脳天気に迎春

 新年は、元旦の朝五時に苫小牧の日帰り温泉まで走り、露天風呂の湯に浸かりながらぬくぬくと初日の出を拝んで始まった。見事な旭日で、居合わせた客みんな裸で拍手だ。

 二日にはカヌーで新春千歳川ツーリング。これって酔狂以外の何ものでもないんじゃないかいと言いながら、静かな川に漕ぎ出していく。鮭が泳いでいる。まだ頑張っているんだね。

 立派な角でこちらを威嚇するオスを先頭にしたエゾシカの一団にも出会う。あんな大きな角に一撃されたらたやすくひっくり返されてしまうよと、彼らが駈けていった先を見やる。凛とした空気のなか、静かで穏やかな川下り。

 さて、私のようなちゃらんぽらんでも、いつもなら心清々しく抱負を胸に秘めてみたり、殊勝にも今年の目標なんぞを定めたりの正しい迎春をしようと するのだが、今年はまったく何も考えられなかった。殊勝にもといっても五キロ痩せる、睡眠は五時間確保、一日十五分英語に触れる、毎日最低十五分バイオリ ンを弾く、締め切り厳守、手紙を書く、本を読む、歩く・・・。私の目標なんぞいつも語るのが恥ずかしいこんなレベルで申し訳ないが、それさえ放棄した。ひ たすら脳天気で過ごすことに専念した新年の二日間である。

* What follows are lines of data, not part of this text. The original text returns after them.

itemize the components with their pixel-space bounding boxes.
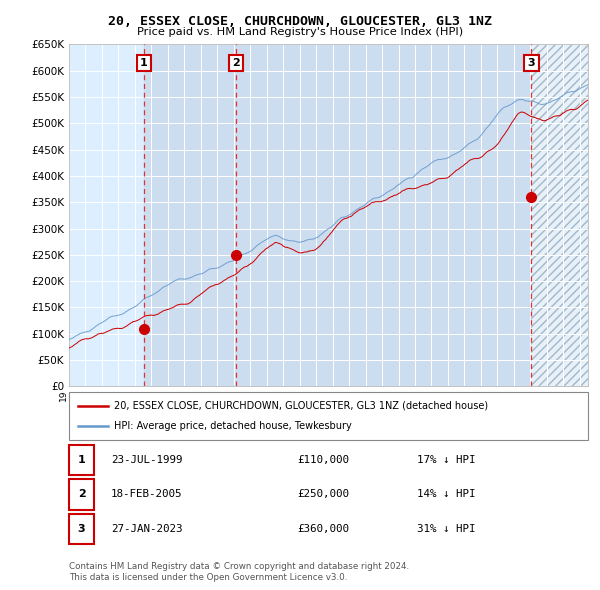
Bar	[532, 44, 588, 386]
Text: 3: 3	[78, 524, 85, 534]
Text: HPI: Average price, detached house, Tewkesbury: HPI: Average price, detached house, Tewk…	[114, 421, 352, 431]
Text: 3: 3	[527, 58, 535, 68]
Text: 2: 2	[78, 490, 85, 499]
Bar	[236, 44, 532, 386]
Text: 17% ↓ HPI: 17% ↓ HPI	[417, 455, 475, 465]
Text: Price paid vs. HM Land Registry's House Price Index (HPI): Price paid vs. HM Land Registry's House …	[137, 27, 463, 37]
Text: 2: 2	[232, 58, 239, 68]
Text: 1: 1	[140, 58, 148, 68]
Text: 18-FEB-2005: 18-FEB-2005	[111, 490, 182, 499]
Text: £250,000: £250,000	[297, 490, 349, 499]
Text: 31% ↓ HPI: 31% ↓ HPI	[417, 524, 475, 534]
Text: £110,000: £110,000	[297, 455, 349, 465]
Text: 1: 1	[78, 455, 85, 465]
Bar	[144, 44, 236, 386]
Text: 14% ↓ HPI: 14% ↓ HPI	[417, 490, 475, 499]
Text: 20, ESSEX CLOSE, CHURCHDOWN, GLOUCESTER, GL3 1NZ (detached house): 20, ESSEX CLOSE, CHURCHDOWN, GLOUCESTER,…	[114, 401, 488, 411]
Text: This data is licensed under the Open Government Licence v3.0.: This data is licensed under the Open Gov…	[69, 573, 347, 582]
Text: 23-JUL-1999: 23-JUL-1999	[111, 455, 182, 465]
Text: £360,000: £360,000	[297, 524, 349, 534]
Text: 27-JAN-2023: 27-JAN-2023	[111, 524, 182, 534]
Text: Contains HM Land Registry data © Crown copyright and database right 2024.: Contains HM Land Registry data © Crown c…	[69, 562, 409, 571]
Text: 20, ESSEX CLOSE, CHURCHDOWN, GLOUCESTER, GL3 1NZ: 20, ESSEX CLOSE, CHURCHDOWN, GLOUCESTER,…	[108, 15, 492, 28]
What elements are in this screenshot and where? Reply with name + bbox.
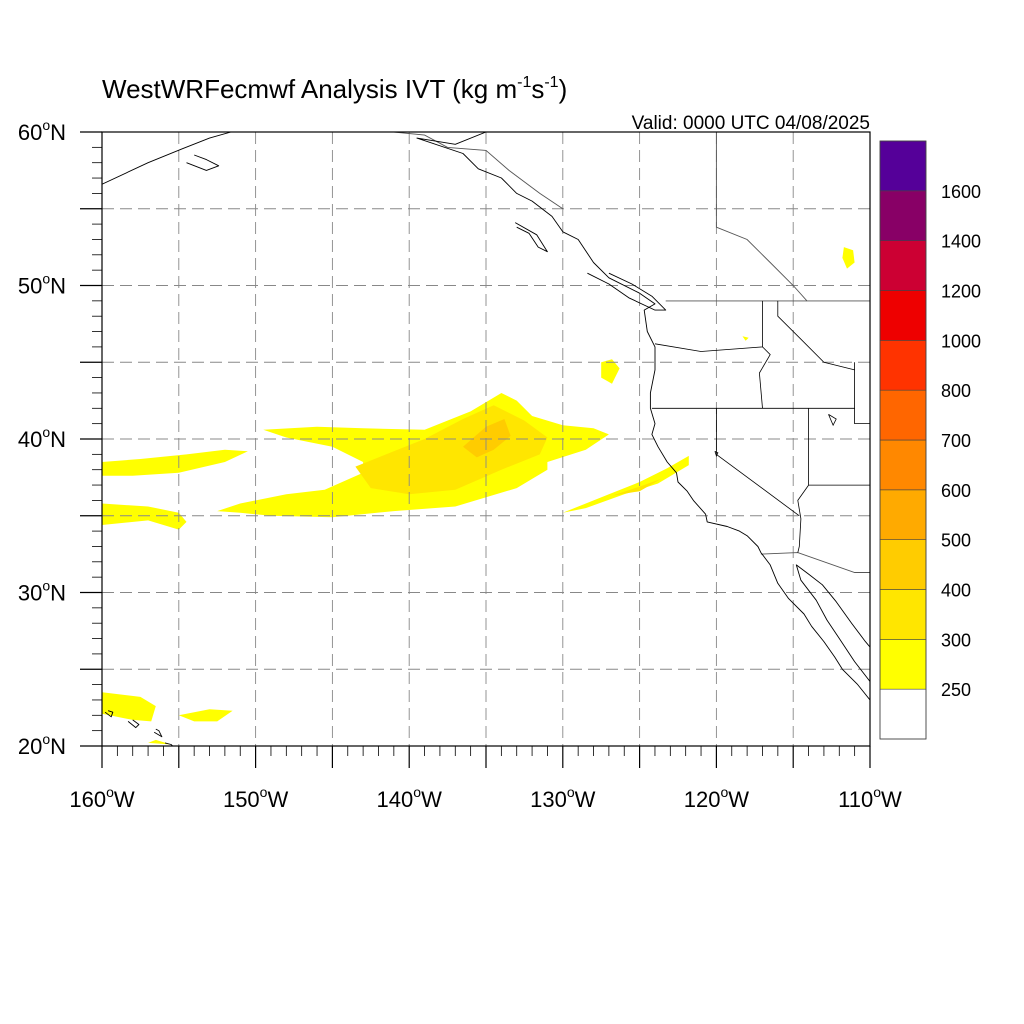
colorbar-swatch (879, 589, 927, 640)
ivt-region-tiny-blob (742, 336, 749, 341)
state-line-california-nevada (716, 408, 800, 517)
ivt-region-hawaii-east (178, 709, 233, 722)
ivt-region-main-river-peak (463, 419, 511, 458)
colorbar-label: 1000 (941, 331, 981, 351)
coastline-haida-gwaii (514, 222, 548, 253)
colorbar-label: 1600 (941, 182, 981, 202)
colorbar-swatch (879, 340, 927, 391)
colorbar-swatch (879, 639, 927, 690)
lon-label: 140oW (377, 784, 443, 812)
state-line-wyoming-west (854, 362, 870, 425)
lon-label: 120oW (684, 784, 750, 812)
ivt-colorbar: 250 300 400 500 600 700 800 1000 1200 1400 1600 (879, 140, 981, 740)
lat-label: 40oN (18, 424, 66, 452)
colorbar-label: 700 (941, 431, 971, 451)
colorbar-label: 500 (941, 531, 971, 551)
state-line-arizona-west (797, 484, 809, 553)
colorbar-label: 600 (941, 481, 971, 501)
colorbar-swatch (879, 489, 927, 540)
coastline-kauai (104, 710, 114, 718)
border-ak-bc-border (393, 132, 564, 210)
coastline-big-island (164, 742, 174, 746)
ivt-region-western-band-north (102, 449, 248, 476)
coastline-oahu (127, 719, 140, 729)
coastlines (102, 132, 870, 746)
colorbar-swatch (879, 539, 927, 590)
colorbar-label: 400 (941, 581, 971, 601)
colorbar-label: 250 (941, 680, 971, 700)
colorbar-swatch (879, 240, 927, 291)
state-line-lake-tahoe (714, 450, 719, 457)
colorbar-label: 300 (941, 630, 971, 650)
lat-label: 20oN (18, 731, 66, 759)
coastline-alaska-west-coast (102, 132, 232, 185)
colorbar-frame (879, 140, 927, 740)
ivt-region-oregon-blob (601, 359, 620, 384)
ivt-region-rockies-blob (842, 247, 855, 269)
border-us-mexico-border (760, 552, 870, 573)
coastline-north-america-west-coast (416, 132, 870, 701)
axis-ticks (80, 131, 871, 768)
plot-title: WestWRFecmwf Analysis IVT (kg m-1s-1) (102, 74, 567, 104)
state-line-washington-oregon (654, 300, 763, 352)
colorbar-swatch (879, 190, 927, 241)
ivt-region-hawaii-band (102, 692, 156, 722)
state-line-oregon-idaho (758, 346, 771, 409)
colorbar-swatch (879, 290, 927, 341)
colorbar-label: 1400 (941, 232, 981, 252)
lon-label: 110oW (838, 784, 902, 812)
map-area (102, 132, 870, 746)
ivt-shading-layer (102, 247, 855, 745)
state-line-great-salt-lake (828, 414, 837, 427)
coastline-vancouver-island (587, 272, 667, 311)
state-line-idaho-montana (777, 300, 855, 371)
valid-time-label: Valid: 0000 UTC 04/08/2025 (632, 113, 870, 134)
lon-label: 150oW (223, 784, 289, 812)
axis-labels: 160oW 150oW 140oW 130oW 120oW 110oW 20oN 30oN 40… (18, 117, 902, 812)
lat-label: 60oN (18, 117, 66, 145)
coastline-gulf-of-california (795, 564, 870, 684)
lon-label: 160oW (69, 784, 135, 812)
border-bc-alberta-border (715, 132, 808, 302)
lon-label: 130oW (530, 784, 596, 812)
colorbar-swatch (879, 688, 927, 740)
colorbar-swatch (879, 389, 927, 441)
colorbar-swatch (879, 140, 927, 192)
colorbar-swatch (879, 439, 927, 491)
lat-label: 30oN (18, 578, 66, 606)
ivt-region-western-band-south (102, 503, 187, 530)
coastline-kodiak-island (186, 154, 220, 171)
colorbar-label: 800 (941, 381, 971, 401)
political-borders (393, 132, 870, 573)
colorbar-label: 1200 (941, 282, 981, 302)
lat-label: 50oN (18, 271, 66, 299)
coastline-maui (153, 728, 163, 738)
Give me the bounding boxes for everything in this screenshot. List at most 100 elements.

 ただひとつ、母の話をいっぱい聞く時間を作ろうとは思った。幼時から離れて暮らしたことも多く、快適な親子関係ではなかったし、私は母親には容赦のない娘。しかし、辛い時を共に闘ったから同志のようなものだ。その母が老いていく。

 深夜に新聞を読んでいると、眠れないと起きてくることがある。そんな夜には向こうがもう寝ると言うまでおしゃべりと愚痴につき合うのも、私にとって大事なだいじな時間となってきた。